Il imagine un lieu d’expérimentation sociale, « comme auraient pu être la Coop ou la Manufacture des Tabacs ». Il prend pour exemple les Grands voisins, à Paris, où la mairie a confié un ancien hôpital pour quelques années à des associations qui ont créé un espace auto-géré et solidaire.

… et écologique

Enfin sur l’aspect écologique, il se trouve au premier rang d’un sujet polémique, qui devrait marquer la deuxième partie du mandat. À l’heure où certains quartiers s’achèvent et que d’autres chantiers débutent, il est souvent accusé de « bétonner » la ville, au rythme soutenu de 3 200 logements par an.

« Nous n’allons pas plus vite que les autres grandes villes », nuance-t-il en faisant valoir que « pour la première année, des familles sont revenues à Strasbourg. Les loyers sont stables et plus faibles que dans les autres métropoles (9,8€/m² + 0,1€ depuis 2014) », voyant ainsi les premiers fruits de cette politique.

Sur ce thème, il a dû faire preuve d’un certain art de la synthèse. En deux ans et demi, il a dû élaborer le plan local d’urbanisme avec les maires de droite des environs. Une gageure quand on vient de l’aile gauche de PS et que l’on est parfois perçu comme dogmatique.

Et s’il assume sa politique volontariste, « Monsieur Logement » n’est pas contre la nature en ville :

« Nous avons de grands parcs, pas toujours connus de tous les Strasbourgeois comme ceux de la Bergerie ou du Schulmeister. Mais ce qui manque, ce sont des petites respirations dans les interstices, comme il en existe même à New York, en plus du poumon vert de Central Park. L’Esplanade a beaucoup de surfaces d’espaces verts, mais ces espaces sont fermés, gérés par une association de copropriétaires. Il y a des usages à réinventer. »

Tout le monde veut faire de la sociale-écologie

À ce stade, comme pour les autres mouvements, il est trop tôt pour dire si ce processus peut déboucher sur une liste.
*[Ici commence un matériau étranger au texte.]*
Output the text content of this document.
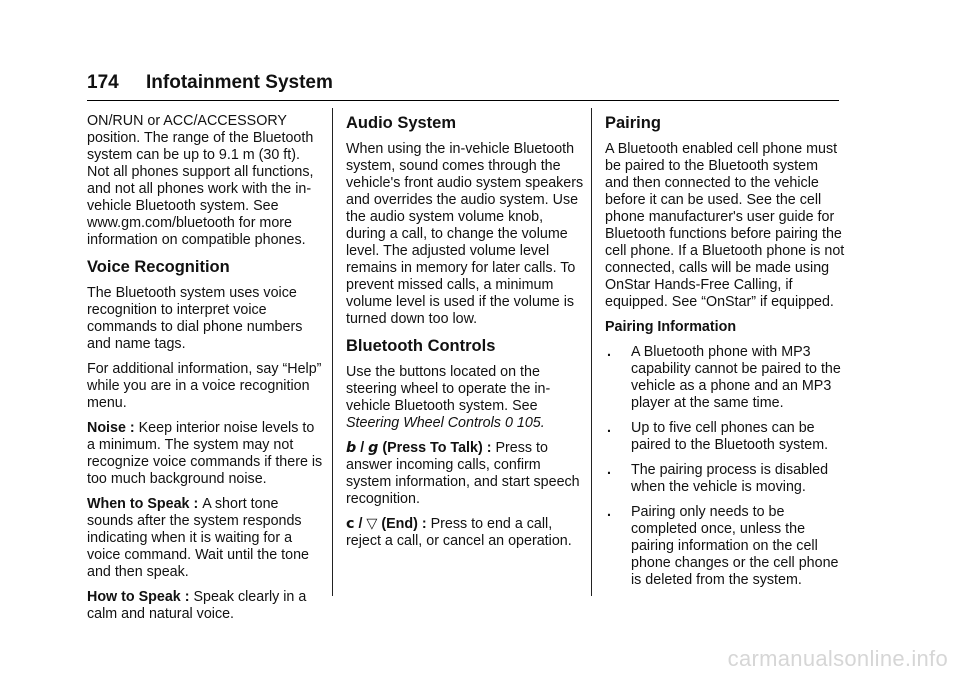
174 Infotainment System

ON/RUN or ACC/ACCESSORY position. The range of the Bluetooth system can be up to 9.1 m (30 ft). Not all phones support all functions, and not all phones work with the in-vehicle Bluetooth system. See www.gm.com/bluetooth for more information on compatible phones.

Voice Recognition

The Bluetooth system uses voice recognition to interpret voice commands to dial phone numbers and name tags.

For additional information, say “Help” while you are in a voice recognition menu.

Noise : Keep interior noise levels to a minimum. The system may not recognize voice commands if there is too much background noise.

When to Speak : A short tone sounds after the system responds indicating when it is waiting for a voice command. Wait until the tone and then speak.

How to Speak : Speak clearly in a calm and natural voice.

Audio System

When using the in-vehicle Bluetooth system, sound comes through the vehicle's front audio system speakers and overrides the audio system. Use the audio system volume knob, during a call, to change the volume level. The adjusted volume level remains in memory for later calls. To prevent missed calls, a minimum volume level is used if the volume is turned down too low.

Bluetooth Controls

Use the buttons located on the steering wheel to operate the in-vehicle Bluetooth system. See Steering Wheel Controls 0 105.

b / g (Press To Talk) : Press to answer incoming calls, confirm system information, and start speech recognition.

c / ▽ (End) : Press to end a call, reject a call, or cancel an operation.

Pairing

A Bluetooth enabled cell phone must be paired to the Bluetooth system and then connected to the vehicle before it can be used. See the cell phone manufacturer's user guide for Bluetooth functions before pairing the cell phone. If a Bluetooth phone is not connected, calls will be made using OnStar Hands-Free Calling, if equipped. See “OnStar” if equipped.

Pairing Information

. A Bluetooth phone with MP3 capability cannot be paired to the vehicle as a phone and an MP3 player at the same time.
. Up to five cell phones can be paired to the Bluetooth system.
. The pairing process is disabled when the vehicle is moving.
. Pairing only needs to be completed once, unless the pairing information on the cell phone changes or the cell phone is deleted from the system.
carmanualsonline.info
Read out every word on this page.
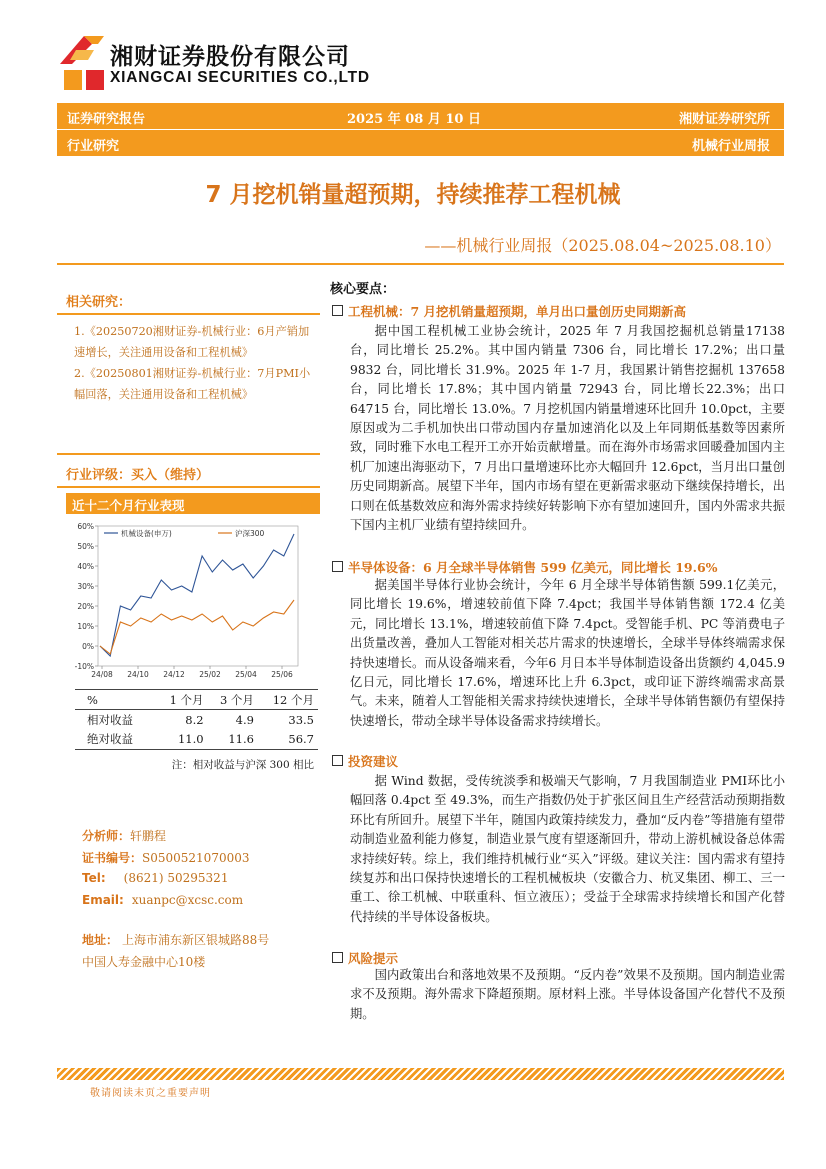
湘财证券股份有限公司
XIANGCAI SECURITIES CO.,LTD
证券研究报告	2025 年 08 月 10 日	湘财证券研究所
行业研究	机械行业周报
7 月挖机销量超预期，持续推荐工程机械
——机械行业周报（2025.08.04~2025.08.10）
相关研究：
1.《20250720湘财证券-机械行业：6月产销加速增长，关注通用设备和工程机械》
2.《20250801湘财证券-机械行业：7月PMI小幅回落，关注通用设备和工程机械》
行业评级：买入（维持）
近十二个月行业表现
-10%
0%
10%
20%
30%
40%
50%
60%
24/08 24/10 24/12 25/02 25/04 25/06
机械设备(申万)	沪深300
%	1 个月	3 个月	12 个月
相对收益	8.2	4.9	33.5
绝对收益	11.0	11.6	56.7
注：相对收益与沪深 300 相比
分析师：轩鹏程
证书编号：S0500521070003
Tel: (8621) 50295321
Email: xuanpc@xcsc.com
地址： 上海市浦东新区银城路88号
中国人寿金融中心10楼
核心要点：
工程机械：7 月挖机销量超预期，单月出口量创历史同期新高
据中国工程机械工业协会统计，2025 年 7 月我国挖掘机总销量17138 台，同比增长 25.2%。其中国内销量 7306 台，同比增长 17.2%；出口量 9832 台，同比增长 31.9%。2025 年 1-7 月，我国累计销售挖掘机 137658 台，同比增长 17.8%；其中国内销量 72943 台，同比增长22.3%；出口 64715 台，同比增长 13.0%。7 月挖机国内销量增速环比回升 10.0pct，主要原因或为二手机加快出口带动国内存量加速消化以及上年同期低基数等因素所致，同时雅下水电工程开工亦开始贡献增量。而在海外市场需求回暖叠加国内主机厂加速出海驱动下，7 月出口量增速环比亦大幅回升 12.6pct，当月出口量创历史同期新高。展望下半年，国内市场有望在更新需求驱动下继续保持增长，出口则在低基数效应和海外需求持续好转影响下亦有望加速回升，国内外需求共振下国内主机厂业绩有望持续回升。
半导体设备：6 月全球半导体销售 599 亿美元，同比增长 19.6%
据美国半导体行业协会统计，今年 6 月全球半导体销售额 599.1亿美元，同比增长 19.6%，增速较前值下降 7.4pct；我国半导体销售额 172.4 亿美元，同比增长 13.1%，增速较前值下降 7.4pct。受智能手机、PC 等消费电子出货量改善，叠加人工智能对相关芯片需求的快速增长，全球半导体终端需求保持快速增长。而从设备端来看，今年6 月日本半导体制造设备出货额约 4,045.9 亿日元，同比增长 17.6%，增速环比上升 6.3pct，或印证下游终端需求高景气。未来，随着人工智能相关需求持续快速增长，全球半导体销售额仍有望保持快速增长，带动全球半导体设备需求持续增长。
投资建议
据 Wind 数据，受传统淡季和极端天气影响，7 月我国制造业 PMI环比小幅回落 0.4pct 至 49.3%，而生产指数仍处于扩张区间且生产经营活动预期指数环比有所回升。展望下半年，随国内政策持续发力，叠加“反内卷”等措施有望带动制造业盈利能力修复，制造业景气度有望逐渐回升，带动上游机械设备总体需求持续好转。综上，我们维持机械行业“买入”评级。建议关注：国内需求有望持续复苏和出口保持快速增长的工程机械板块（安徽合力、杭叉集团、柳工、三一重工、徐工机械、中联重科、恒立液压）；受益于全球需求持续增长和国产化替代持续的半导体设备板块。
风险提示
国内政策出台和落地效果不及预期。“反内卷”效果不及预期。国内制造业需求不及预期。海外需求下降超预期。原材料上涨。半导体设备国产化替代不及预期。
敬请阅读末页之重要声明
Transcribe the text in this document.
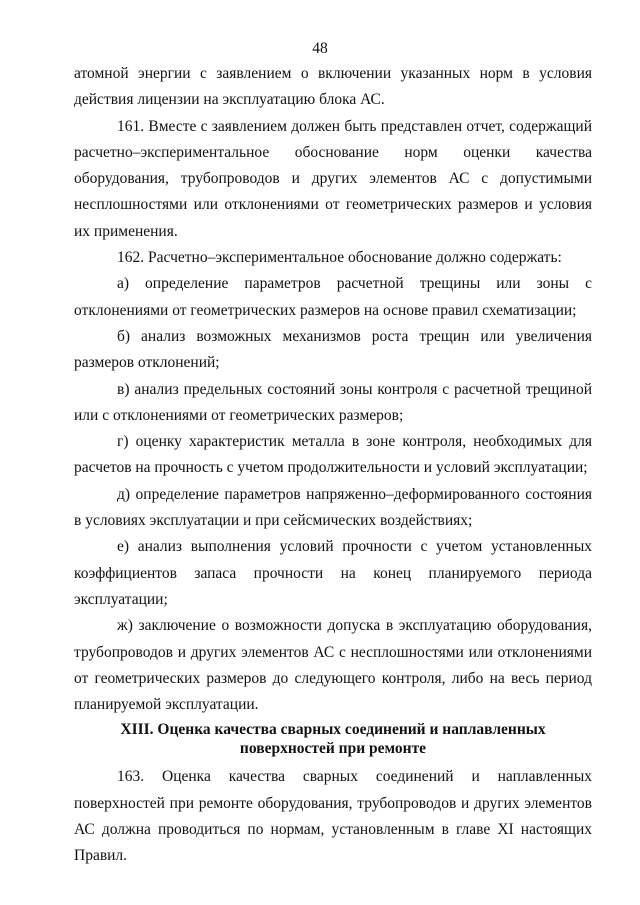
48

атомной энергии с заявлением о включении указанных норм в условия действия лицензии на эксплуатацию блока АС.

161. Вместе с заявлением должен быть представлен отчет, содержащий расчетно–экспериментальное обоснование норм оценки качества оборудования, трубопроводов и других элементов АС с допустимыми несплошностями или отклонениями от геометрических размеров и условия их применения.

162. Расчетно–экспериментальное обоснование должно содержать:

а) определение параметров расчетной трещины или зоны с отклонениями от геометрических размеров на основе правил схематизации;

б) анализ возможных механизмов роста трещин или увеличения размеров отклонений;

в) анализ предельных состояний зоны контроля с расчетной трещиной или с отклонениями от геометрических размеров;

г) оценку характеристик металла в зоне контроля, необходимых для расчетов на прочность с учетом продолжительности и условий эксплуатации;

д) определение параметров напряженно–деформированного состояния в условиях эксплуатации и при сейсмических воздействиях;

е) анализ выполнения условий прочности с учетом установленных коэффициентов запаса прочности на конец планируемого периода эксплуатации;

ж) заключение о возможности допуска в эксплуатацию оборудования, трубопроводов и других элементов АС с несплошностями или отклонениями от геометрических размеров до следующего контроля, либо на весь период планируемой эксплуатации.

XIII. Оценка качества сварных соединений и наплавленных
поверхностей при ремонте

163. Оценка качества сварных соединений и наплавленных поверхностей при ремонте оборудования, трубопроводов и других элементов АС должна проводиться по нормам, установленным в главе XI настоящих Правил.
La sociale écologie est en tout cas très prisée. Rien qu’à Strasbourg, la Coopérative, la France insoumise veulent plus ou moins se placer sur ce credo, sans oublier les partis traditionnels (PS et EELV). Il faudra bien à un moment que tout ce petit monde se parle, au risque de se retrouver atomisé, et donc inaudible.

« Ces débats peuvent déboucher sur un lobby citoyen, qui compare les programmes », avance comme autre possibilité Syamak Agha Babaei. L’élu est en tout cas imprégné d’une intuition : « La composition du conseil municipal en 2020 sera très différente de celle d’aujourd’hui ».